Alongside the more settled political landscape, another factor stimulating investments in Brazil is the low inflation outlook and, therefore, continuing low domestic interest rates. On balance, we foresee growth of 2.5% per year in 2019/20. The biggest uncertainty is whether the right-wing conservative government, which took office on 1 January 2019, will manage to steer the promised economic reforms through Congress. The chance of failure is very real given the deep divisions in this legislative body. The fragile state of the public finances remains the main inhibitor, therefore.
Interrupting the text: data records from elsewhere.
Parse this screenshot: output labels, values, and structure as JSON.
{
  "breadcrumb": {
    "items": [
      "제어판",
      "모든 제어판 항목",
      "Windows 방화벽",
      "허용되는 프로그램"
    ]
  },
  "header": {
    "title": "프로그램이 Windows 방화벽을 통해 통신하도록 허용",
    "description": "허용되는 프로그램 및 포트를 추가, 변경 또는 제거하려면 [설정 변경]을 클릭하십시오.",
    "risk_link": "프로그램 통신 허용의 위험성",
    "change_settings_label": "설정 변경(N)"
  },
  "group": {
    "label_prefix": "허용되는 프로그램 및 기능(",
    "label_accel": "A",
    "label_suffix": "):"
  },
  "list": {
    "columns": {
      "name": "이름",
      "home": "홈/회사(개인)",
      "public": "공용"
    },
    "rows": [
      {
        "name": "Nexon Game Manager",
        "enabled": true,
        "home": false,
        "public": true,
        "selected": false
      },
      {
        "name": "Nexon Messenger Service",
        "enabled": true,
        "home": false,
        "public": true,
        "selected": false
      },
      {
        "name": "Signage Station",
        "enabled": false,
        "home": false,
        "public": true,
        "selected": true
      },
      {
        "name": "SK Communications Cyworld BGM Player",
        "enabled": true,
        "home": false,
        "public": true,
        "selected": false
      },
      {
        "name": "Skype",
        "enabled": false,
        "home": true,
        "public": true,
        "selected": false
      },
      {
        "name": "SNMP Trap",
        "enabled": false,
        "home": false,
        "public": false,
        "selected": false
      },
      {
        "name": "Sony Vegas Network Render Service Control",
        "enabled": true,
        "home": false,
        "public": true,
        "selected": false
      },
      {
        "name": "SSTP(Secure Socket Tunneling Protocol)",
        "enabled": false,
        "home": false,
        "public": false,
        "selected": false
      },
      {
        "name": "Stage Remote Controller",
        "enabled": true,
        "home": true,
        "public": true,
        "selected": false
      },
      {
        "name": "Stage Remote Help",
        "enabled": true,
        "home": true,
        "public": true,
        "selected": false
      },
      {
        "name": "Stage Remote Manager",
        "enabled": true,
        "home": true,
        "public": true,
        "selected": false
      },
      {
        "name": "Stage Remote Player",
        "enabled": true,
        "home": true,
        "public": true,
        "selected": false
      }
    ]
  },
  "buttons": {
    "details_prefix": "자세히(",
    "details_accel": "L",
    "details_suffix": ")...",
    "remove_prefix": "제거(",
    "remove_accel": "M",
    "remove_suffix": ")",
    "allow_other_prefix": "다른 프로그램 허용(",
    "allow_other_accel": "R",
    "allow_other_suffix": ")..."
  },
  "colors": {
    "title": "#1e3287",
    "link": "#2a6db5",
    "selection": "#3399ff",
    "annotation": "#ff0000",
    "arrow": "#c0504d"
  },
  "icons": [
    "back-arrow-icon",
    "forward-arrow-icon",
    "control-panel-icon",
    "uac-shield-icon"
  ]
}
For Mexico, we see growth stabilising at 2% in the coming years. Due to the growth slowdown in the US, exports will expand at a more moderate pace. This, however, will be compensated by domestic spending. Despite doubts about the political course, the new trade agreement with the US and Canada will encourage companies to invest more. Inevitably, however, unrest will flare up from time to time. A recent example of this occurred even before the new president was installed on 1 December when the announcement of the discontinuation of the construction of a new airport caused a sharp fall of the peso and an increase in the CDS premiums. The scrapping of the airport plan also led rating agency Fitch to change the outlook for its A+ credit rating to negative. Investors can, however, derive some comfort from the government’s professed commitment to budget discipline. It’s worth noting, incidentally, that Mexico is still far more creditworthy than Brazil.

Argentina remains the most vulnerable country

Venezuela aside, Argentina is the biggest economic question mark. Though the sharp currency depreciation last year and the ensuing recession has led to a strong reduction in the current account deficit, the foreign debt is still so large that the country remains vulnerable. The IMF bailout package provides an extensive safety net, but has provoked sharp protests and the re-election of president Macri in October 2019 is very much in doubt. All in all, we assume that the economy will clamber out of the trough in the course of the year on the back of accelerating exports and an improving agricultural outlook. However, the recovery will be insufficient to prevent contraction for the year as a whole. Moreover, the downward risks remain even more substantial than for the other countries in the region.